64:8 Yet, O God, you are our Father and our Mother; we are the clay, and you are our potter; we are all the work of your hand. 64:9 Do not be exceedingly angry, O LORD, and do not remember our sins forever. Now consider, we are all your people.
In a way it is a very humble prayer, it is a prayer of confession; Isaiah acknowledges the human failings of the people. He prays to God that God will be merciful. But in another way this prayer of Isaiah is bold and audacious. Just as Moses had done long before, Isaiah takes it upon himself to remind God of God’s special relationship with God’s people. A mortal human being has the audacity to say to the Almighty, “Consider this: we are all your people.” Is it possible that there is something that God does not know or that God has forgotten, such that a mortal being would need to remind God or invite God to consider something? Is it possible that there is something that God has not considered? It’s one thing to say to your wife or your husband or your parents or your children, “Have you considered such and such…?” But what does it mean to say to God, “Have you considered?…?”
“Do not be exceedingly angry, O GOD, and do not remember
iniquity forever. Now consider, we are all your people.”

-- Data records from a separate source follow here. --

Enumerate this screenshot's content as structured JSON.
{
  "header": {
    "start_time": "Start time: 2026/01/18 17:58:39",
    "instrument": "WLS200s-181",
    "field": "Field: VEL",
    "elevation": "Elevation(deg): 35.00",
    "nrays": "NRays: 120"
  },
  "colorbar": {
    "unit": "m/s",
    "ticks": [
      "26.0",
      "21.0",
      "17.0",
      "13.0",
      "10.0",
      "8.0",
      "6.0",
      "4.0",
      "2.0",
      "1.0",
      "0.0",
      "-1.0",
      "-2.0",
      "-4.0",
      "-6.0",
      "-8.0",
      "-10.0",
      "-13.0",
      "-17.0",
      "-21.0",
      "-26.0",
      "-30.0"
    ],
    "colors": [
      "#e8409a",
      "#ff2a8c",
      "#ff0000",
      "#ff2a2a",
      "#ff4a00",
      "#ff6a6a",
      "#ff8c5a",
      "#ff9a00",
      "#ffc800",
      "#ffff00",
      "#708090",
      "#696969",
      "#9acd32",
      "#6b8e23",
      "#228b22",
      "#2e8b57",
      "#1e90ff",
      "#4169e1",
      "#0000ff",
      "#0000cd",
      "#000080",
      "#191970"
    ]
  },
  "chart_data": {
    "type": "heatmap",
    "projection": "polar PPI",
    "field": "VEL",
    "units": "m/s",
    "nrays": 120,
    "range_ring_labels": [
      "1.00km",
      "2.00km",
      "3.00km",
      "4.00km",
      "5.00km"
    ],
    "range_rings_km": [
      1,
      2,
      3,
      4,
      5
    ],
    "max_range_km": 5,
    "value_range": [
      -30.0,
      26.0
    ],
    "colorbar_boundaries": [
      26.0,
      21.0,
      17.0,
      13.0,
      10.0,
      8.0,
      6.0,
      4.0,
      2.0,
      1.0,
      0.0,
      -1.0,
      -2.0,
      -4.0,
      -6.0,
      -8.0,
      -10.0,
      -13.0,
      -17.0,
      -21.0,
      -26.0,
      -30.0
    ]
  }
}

Isaiah is a very subtle advocate for the people:
Yes we have sinned and deserve whatever we have coming to us, but, God, if I may humbly remind you, not that you can forget anything or need to be reminded of anything, but if I may humbly remind you, you made us and we are yours. You made us, and we are yours!
Isaiah was a great prophet; he also would have been a great diplomat or a great lawyer.
How beautifully he pleads the case for humanity. The prophet Isaiah speaks to God and says, “God, if you judge us by the standard of perfection then our goose is cooked and we are lost. But if you love us and remember where we have come from and how human we are, then you will not judge us so harshly. God, don’t reject us; we are your people. No matter what separates us, we will always be connected; we will always be the clay that you have fashioned, we will always be connected to you and you to us.”
Which brings me back to this holiday season and to our families. The thing about family is that we can separate ourselves from one another physically, but even if we move to opposite ends of the earth, we will always be connected. I think it would be great if families could say: “We will hang in there with each other; we will not reject each other, we are bound together; we can be family, even if we are not perfect. We will not try to change or fix each other. We will do our best to find each other’s strengths and support each other in all the changes of life. We know that we do not have one another forever; so the time we have is sacred time.”
Blessings to you and your family and this family of faith in the unfolding of this Advent season.
Shalom, Salaam, Grace and Peace to you.